So here we are again, another episode of “people inserting themselves into situations they understand as deeply as a puddle in July”. Fascinating behaviour, honestly. Anthropologists would have a field day.
Recently, i’ve had yet another wave of comments, this time from a self declared “buddy” of Reckless Ben, because apparently when one person has an issue, it naturally summons a supporting cast of unsolicited opinions from people who were not there, do not know the context and yet feel spiritually qualified to speak. Brave, confident and completely detached from reality.
Let’s start with Instagram, then YouTube. Same energy, different platform. The pattern? immediate defence of someone they had absolutely zero involvement with. Now, there are only two possibilities here. Either they genuinely don’t know what kind of behaviour they’re defending or they do know, and they’re choosing to ignore it because it’s more convenient. Neither option is particularly flattering, but here we are.
Then we get to the YouTube commentator, the highlight reel of misplaced confidence.
He proudly announces that Reckless Ben is his “buddy”, follows it up with “your video sucked”, and then attempts to wrap it all up in a strange, sarcastic lecture about how commenting helps boost the algorithm. Almost like he accidentally stumbled into saying something correct while trying to be dismissive, a rare moment of educational value in an otherwise confused contribution.
Let’s break this down slowly, because clearly we need to.
If a video truly “sucks,” most people move on. They don’t sit there, watch it, process it and then take additional time out of their day to comment. That’s not disinterest, that’s engagement with extra steps. Which, ironically proves my point better than I ever could. So thank you for that, unintentionally.
Then there’s the view count comment, at the time he confidently declared I had 20 views. Not quite, I had 27. Now it’s 32, so not only was the point weak, it was also incorrect. A bold combination, and while we’re comparing numbers, his own video sits comfortably at 12 views. Which is fine, genuinely. Everyone starts somewhere, but using numbers as a weapon tends to backfire when yours are well, visible.
Notice the track record, he lied about my numbers and Ben lied about our situation, I wonder what else they've lied about!
And then we reach the grand finale: “Have fun trying to get people to dislike the most likeable human being I’ve ever met”.
This is where it gets interesting.
Because clearly, he hasn’t read the full context, or the blog, or seen the screenshots, or understood that there is an entire documented timeline that exists outside of his personal admiration bubble.
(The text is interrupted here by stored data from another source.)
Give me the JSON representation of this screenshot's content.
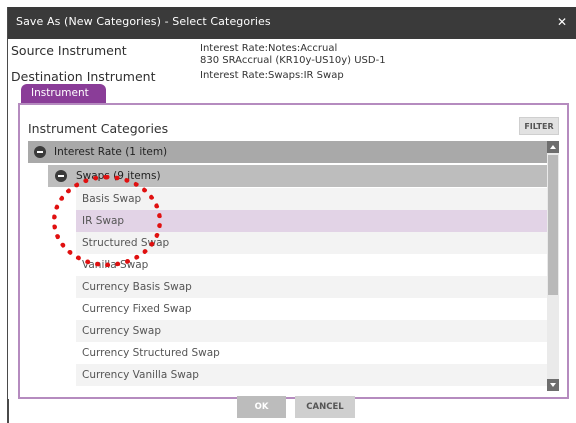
{
  "window": {
    "title": "Save As (New Categories) - Select Categories",
    "close_icon": "close-icon"
  },
  "info": {
    "source_label": "Source Instrument",
    "source_value_line1": "Interest Rate:Notes:Accrual",
    "source_value_line2": "830  SRAccrual (KR10y-US10y) USD-1",
    "destination_label": "Destination Instrument",
    "destination_value": "Interest Rate:Swaps:IR Swap"
  },
  "tab": {
    "label": "Instrument"
  },
  "panel": {
    "heading": "Instrument Categories",
    "filter_label": "FILTER"
  },
  "tree": {
    "root": "Interest Rate (1 item)",
    "group": "Swaps (9 items)",
    "items": [
      "Basis Swap",
      "IR Swap",
      "Structured Swap",
      "Vanilla Swap",
      "Currency Basis Swap",
      "Currency Fixed Swap",
      "Currency Swap",
      "Currency Structured Swap",
      "Currency Vanilla Swap"
    ],
    "selected_item": "IR Swap"
  },
  "buttons": {
    "ok": "OK",
    "cancel": "CANCEL"
  },
  "colors": {
    "titlebar": "#3a3a3a",
    "accent": "#8a3d98",
    "selected_row": "#e2d3e6",
    "annotation": "#e01010"
  }
}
The idea that someone can form such a strong opinion while missing 90% of the information is almost impressive, almost.
Let me make this very simple, I have the full receipts, conversations, context. The parts that were conveniently left out elsewhere, so when someone jumps in with absolute certainty while lacking basic awareness of the situation, it doesn’t make them look loyal, it makes them look uninformed.
And then there’s the irony of all ironies.
This individual in this orbit uploads a video announcing they’re quitting YouTube due to lack of views and subscribers, sitting at 10 subscribers. Meanwhile, i’m at 153. My podcast? over 1,000 listens, across multiple platforms, global audience. The same content they’re dismissing on YouTube is being consumed elsewhere, widely.
So when someone says “no one cares”, what they usually mean is “I haven’t looked beyond the one metric I personally understand”.
That’s not analysis, that’s laziness.
And here’s the part people don’t seem to expect, i’ve had messages, a lot of them. People who have seen the situation, who understand it, who’ve had similar experiences, who don’t share this glowing “most likeable human being” perspective. So no, that narrative isn’t as universal as some would like to believe.
Shocking, I know. Humans having different experiences with the same person, revolutionary concept.
At the end of the day, this entire situation says more about the people jumping in than it does about me. If your first instinct is to defend something you don’t fully understand, dismiss information you haven’t reviewed and argue points that are factually incorrect, maybe pause, reflect, read. Just a thought.
But I suppose that wouldn’t be nearly as entertaining, would it.